26-Jan-18
2018 Heckerling Institute – Directed Trustees and a ‘Shout Out’ for Professional Trustees
Take-Away: The Annual Heckerling Estate Planning Institute is being held this week in Florida. I receive daily summaries of those estate planning presentations from a nationally known estate planning speaker and prolific writer, Martin M. Shenkman. In Mr. Shenkman’s summary of Tuesday’s Heckerling presentation with regard to the use of directed trustees, he provides a short summary on the increased use of directed trustees [hence the Uniform Directed Trustee Act being considered in Michigan] and he also provides a positive observation on the use of professional trustees.
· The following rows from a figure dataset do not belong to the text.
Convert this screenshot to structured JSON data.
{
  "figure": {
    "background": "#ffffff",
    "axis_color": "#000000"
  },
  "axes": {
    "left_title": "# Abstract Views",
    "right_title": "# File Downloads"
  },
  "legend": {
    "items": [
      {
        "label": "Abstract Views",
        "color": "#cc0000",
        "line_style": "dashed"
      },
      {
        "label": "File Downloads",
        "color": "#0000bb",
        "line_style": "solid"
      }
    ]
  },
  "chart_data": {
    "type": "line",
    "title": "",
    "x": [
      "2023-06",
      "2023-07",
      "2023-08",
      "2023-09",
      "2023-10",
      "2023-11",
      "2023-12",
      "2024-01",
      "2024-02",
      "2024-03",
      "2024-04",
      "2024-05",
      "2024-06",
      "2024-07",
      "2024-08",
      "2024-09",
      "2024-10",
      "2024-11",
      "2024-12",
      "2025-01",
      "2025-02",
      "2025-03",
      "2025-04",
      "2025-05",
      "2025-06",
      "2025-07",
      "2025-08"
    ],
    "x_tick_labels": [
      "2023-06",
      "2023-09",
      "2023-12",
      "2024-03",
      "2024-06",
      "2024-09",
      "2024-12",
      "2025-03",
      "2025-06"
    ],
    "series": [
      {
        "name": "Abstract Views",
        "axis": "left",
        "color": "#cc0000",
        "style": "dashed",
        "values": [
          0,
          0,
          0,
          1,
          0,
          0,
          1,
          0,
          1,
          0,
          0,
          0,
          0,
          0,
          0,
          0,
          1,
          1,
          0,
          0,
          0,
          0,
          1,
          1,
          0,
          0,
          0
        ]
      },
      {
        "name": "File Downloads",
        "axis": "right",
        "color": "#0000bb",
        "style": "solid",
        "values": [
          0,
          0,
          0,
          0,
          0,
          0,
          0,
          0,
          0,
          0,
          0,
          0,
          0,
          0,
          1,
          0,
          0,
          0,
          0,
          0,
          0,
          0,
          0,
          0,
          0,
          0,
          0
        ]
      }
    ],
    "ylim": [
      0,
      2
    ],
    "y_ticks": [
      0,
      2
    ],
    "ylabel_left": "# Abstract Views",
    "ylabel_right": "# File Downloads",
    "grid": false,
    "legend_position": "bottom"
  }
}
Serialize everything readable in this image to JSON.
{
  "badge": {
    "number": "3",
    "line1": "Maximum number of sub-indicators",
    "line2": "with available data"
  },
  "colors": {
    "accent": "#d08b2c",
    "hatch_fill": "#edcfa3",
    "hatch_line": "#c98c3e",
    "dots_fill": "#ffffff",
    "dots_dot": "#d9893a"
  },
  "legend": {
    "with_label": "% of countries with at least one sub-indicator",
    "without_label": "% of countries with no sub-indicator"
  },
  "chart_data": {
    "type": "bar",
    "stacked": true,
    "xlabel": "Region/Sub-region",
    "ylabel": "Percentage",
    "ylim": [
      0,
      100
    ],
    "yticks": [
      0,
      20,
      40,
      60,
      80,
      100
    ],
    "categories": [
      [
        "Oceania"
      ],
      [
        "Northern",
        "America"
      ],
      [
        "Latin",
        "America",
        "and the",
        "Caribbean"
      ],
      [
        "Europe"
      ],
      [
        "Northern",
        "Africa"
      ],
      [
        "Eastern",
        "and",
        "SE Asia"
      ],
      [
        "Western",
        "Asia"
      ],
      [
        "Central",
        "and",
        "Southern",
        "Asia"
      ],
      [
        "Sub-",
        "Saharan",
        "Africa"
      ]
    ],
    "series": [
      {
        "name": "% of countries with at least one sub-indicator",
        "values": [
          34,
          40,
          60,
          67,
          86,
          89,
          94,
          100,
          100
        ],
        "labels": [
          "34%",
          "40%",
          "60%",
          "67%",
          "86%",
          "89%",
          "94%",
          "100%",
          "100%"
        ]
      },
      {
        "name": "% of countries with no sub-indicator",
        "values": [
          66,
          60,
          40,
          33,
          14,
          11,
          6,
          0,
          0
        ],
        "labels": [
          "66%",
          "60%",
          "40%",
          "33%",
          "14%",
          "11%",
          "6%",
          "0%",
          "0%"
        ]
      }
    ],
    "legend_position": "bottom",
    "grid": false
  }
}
Directed Trusts: “In directed trusts, the direction trustee has a fiduciary duty to beneficiaries and the administrative trustee has a standard of willful misconduct which is less than good faith. The definition [willful misconduct] is difficult to pin down but the notion is that it is lower than good faith. The general notion is that if you have a trustee that trustee should not be exonerated 100%. Comment: If you go too far [with exoneration] is the arrangement still a trust? While there is some standard of liability, a directed trustee can be reduced to a very low standard. Now with a directed trust the outsider is responsible as if they were a trustee from the standpoint of liability which is the correct answer as they are performing the responsibilities of a trustee. A corporate fiduciary can still be at the table, even if not liable. They are still there and that is better for administration of the trust, and that is better than just having a family member run the trust. The presence of a professional trustee makes administration better. “
Good faith and willful misconduct are standards of fiduciary liability in the context of a directed trustee. The breach of good faith fiduciary standard is easier to prove by an unhappy trust beneficiary than the willful misconduct fiduciary standard, which means that a directed trustee that is primarily charged with administering the trust at the direction of others [for investments; for distributions] faces less risk and liability than the persons who direct that trustee who must always act in good faith.
Professional Trustees: “Comment: This is an incredibly important point. Some practitioners are loath to involve an institutional trustee for a range of reasons, but the reality is that the professionalism, formalities, processes and policies that they [institutional trustees] can bring to the administration of a trust that family-member trustees too often don’t provide can be a tremendous benefit to the trust and enhance the likelihood of formalities being adhered to, thereby assuring the success of the overall plan.”
Mr. Shenkman’s observations about the benefits from using a professional trustee is what we have been reminding our centers of influence about for several years now. The success of an estate plan and the implementation of a settlor’s wishes are best assured when an objective and professional trustee is charged with administering the plan.
Conclusion: As Michigan starts to seriously consider that adoption of the Uniform Directed Trustee Act, or the proposed companion Divided Trustee Act, it will be important to consider the role and responsibilities of a professional trustee that serves in that directed trust setting.